Acne affects 240 million people globally. Some 100 million suffer from antibiotic-resistant acne, of which more than 10 million are in the U.S. alone.
“We are looking to address a potential $2-billion market for drug-resistant acne,” he points out. In addition, the same pipeline also addresses a $1.6-billion market of implant-related infections caused by Staphlococcus epidermidis, he adds.
In preclinical and in vitro studies, he says VB 1953 demonstrated excellent efficacy against antibiotic-resistant and-sensitive strains of Propionibacterium acne.
In January, Vyome released top-line results from a two-week Phase 1 study of VB 1953. The topical gel exhibited a promising dermal safety signal; was generally well tolerated, along with very low plasma concentrations; and displayed potential early signs of efficacy, with an early reduction in acne inflammatory lesions.
“These data are encouraging for patients with moderate-to-severe acne,” Mr. Venkat says.
Also in January, Vyome began enrolling up to 180 patients in a 12-week proof-of-concept clinical study of VB 1953 and expects to complete enrollment next month, with a data read out in August this year. The double-blind, randomized study will measure three efficacy endpoints: the number of patients with two points improvement in Investigator’s Global Assessment and a reduction in inflammatory and non-inflammatory acne lesion counts.
Vyome also plans to initiate a U.S. Phase 2b efficacy trial in the fourth quarter this year.
Beyond VB 1953, Vyome is developing a new generation of antibiotics, called DARTs, which have dual mechanisms of action against skin opportunist pathogens, making them candidates against the development of future resistance.

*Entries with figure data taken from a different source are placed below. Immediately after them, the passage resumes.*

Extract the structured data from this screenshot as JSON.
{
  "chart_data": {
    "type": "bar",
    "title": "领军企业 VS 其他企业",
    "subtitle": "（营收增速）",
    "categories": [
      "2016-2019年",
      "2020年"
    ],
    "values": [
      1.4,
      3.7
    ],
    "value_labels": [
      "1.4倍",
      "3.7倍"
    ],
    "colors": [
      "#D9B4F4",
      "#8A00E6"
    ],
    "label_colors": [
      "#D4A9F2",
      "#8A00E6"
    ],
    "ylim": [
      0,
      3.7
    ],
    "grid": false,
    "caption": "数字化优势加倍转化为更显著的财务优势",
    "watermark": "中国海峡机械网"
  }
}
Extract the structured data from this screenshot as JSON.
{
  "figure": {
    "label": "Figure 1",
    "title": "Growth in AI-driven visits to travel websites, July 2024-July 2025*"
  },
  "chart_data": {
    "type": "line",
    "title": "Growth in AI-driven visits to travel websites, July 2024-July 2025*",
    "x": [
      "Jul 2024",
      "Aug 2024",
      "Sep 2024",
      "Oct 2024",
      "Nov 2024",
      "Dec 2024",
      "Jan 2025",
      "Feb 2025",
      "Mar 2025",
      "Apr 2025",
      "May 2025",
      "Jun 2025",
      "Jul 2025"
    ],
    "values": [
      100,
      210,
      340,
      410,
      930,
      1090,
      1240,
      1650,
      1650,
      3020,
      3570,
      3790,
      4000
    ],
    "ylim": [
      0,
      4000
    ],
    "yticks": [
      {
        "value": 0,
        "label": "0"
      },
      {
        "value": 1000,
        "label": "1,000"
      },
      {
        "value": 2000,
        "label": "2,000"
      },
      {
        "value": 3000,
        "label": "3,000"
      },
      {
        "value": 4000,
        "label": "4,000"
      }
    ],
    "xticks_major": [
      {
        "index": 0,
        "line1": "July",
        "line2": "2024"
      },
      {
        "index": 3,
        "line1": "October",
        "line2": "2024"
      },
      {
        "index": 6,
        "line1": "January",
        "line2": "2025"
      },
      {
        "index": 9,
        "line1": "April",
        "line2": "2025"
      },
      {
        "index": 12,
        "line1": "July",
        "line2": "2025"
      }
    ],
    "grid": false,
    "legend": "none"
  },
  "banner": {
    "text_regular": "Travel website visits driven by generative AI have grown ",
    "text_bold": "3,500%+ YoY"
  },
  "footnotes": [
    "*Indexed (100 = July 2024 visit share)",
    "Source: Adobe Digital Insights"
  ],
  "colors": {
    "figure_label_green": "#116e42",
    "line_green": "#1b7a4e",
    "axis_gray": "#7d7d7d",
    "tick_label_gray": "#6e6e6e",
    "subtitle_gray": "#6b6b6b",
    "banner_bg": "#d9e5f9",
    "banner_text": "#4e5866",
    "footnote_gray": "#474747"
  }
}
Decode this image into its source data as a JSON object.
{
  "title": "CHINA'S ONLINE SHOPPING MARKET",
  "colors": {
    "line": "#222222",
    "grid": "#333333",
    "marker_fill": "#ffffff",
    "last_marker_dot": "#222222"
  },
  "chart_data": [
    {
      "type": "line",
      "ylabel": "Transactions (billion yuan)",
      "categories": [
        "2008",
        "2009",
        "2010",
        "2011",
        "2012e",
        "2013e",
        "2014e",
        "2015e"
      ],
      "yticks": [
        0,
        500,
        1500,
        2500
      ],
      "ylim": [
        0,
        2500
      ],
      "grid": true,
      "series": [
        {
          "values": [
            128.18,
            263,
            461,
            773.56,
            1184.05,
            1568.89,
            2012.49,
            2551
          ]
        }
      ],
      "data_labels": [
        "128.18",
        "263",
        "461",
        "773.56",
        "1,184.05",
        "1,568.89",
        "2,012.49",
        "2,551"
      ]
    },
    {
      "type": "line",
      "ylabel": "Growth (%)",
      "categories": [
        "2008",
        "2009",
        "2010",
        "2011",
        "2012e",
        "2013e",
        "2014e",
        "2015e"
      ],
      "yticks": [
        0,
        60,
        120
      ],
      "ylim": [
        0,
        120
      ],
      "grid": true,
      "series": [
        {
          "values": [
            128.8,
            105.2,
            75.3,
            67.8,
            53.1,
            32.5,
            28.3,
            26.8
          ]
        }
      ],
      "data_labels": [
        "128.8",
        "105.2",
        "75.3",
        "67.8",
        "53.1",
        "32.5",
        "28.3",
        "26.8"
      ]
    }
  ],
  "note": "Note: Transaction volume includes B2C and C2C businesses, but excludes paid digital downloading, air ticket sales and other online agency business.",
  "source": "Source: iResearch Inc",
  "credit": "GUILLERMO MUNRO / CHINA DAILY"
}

Last December, Vyome presented two posters at the Re-Entering Antibacterial Discovery and Development Summit in Boston. One detailed how its DARTs may have the potential to bypass and/or suppress antibiotic resistance for severe infections caused by orthopedic implants stemming from Staphylococcus epidermidis.
The second poster detailed the potential of Vyome’s library of novel antibiotics for skin opportunist pathogens and their low propensity to develop antibiotic resistance.
With its understanding of functional genomics, Vyome also has developed an advanced anti-fungal platform technology, known as Molecular Replacement Therapeutics (MRT), which not only impacts enhanced fungal killing ability to a known agent, but also allows for higher retention in deeper layers of the skin.
Mr. Venkat explains that MRT represents a novel way of changing the milieu of the fungi, which in turn disrupts the fungal membrane. “This technology can significantly enhance the efficacy of anti-fungal products,” he adds.
The company has commercialized two over-the-counter anti-dandruff products based on the MRT platform: a leave-on lotion and wash-off shampoo, and is in early development of a ketoconazole emulsion gel to treat skin Seborrheic dermatitis.
The program also includes several anti-fungal creams/lotions to treat recalcitrant Tinea infections, such as ringworm, athlete’s foot and jock itch.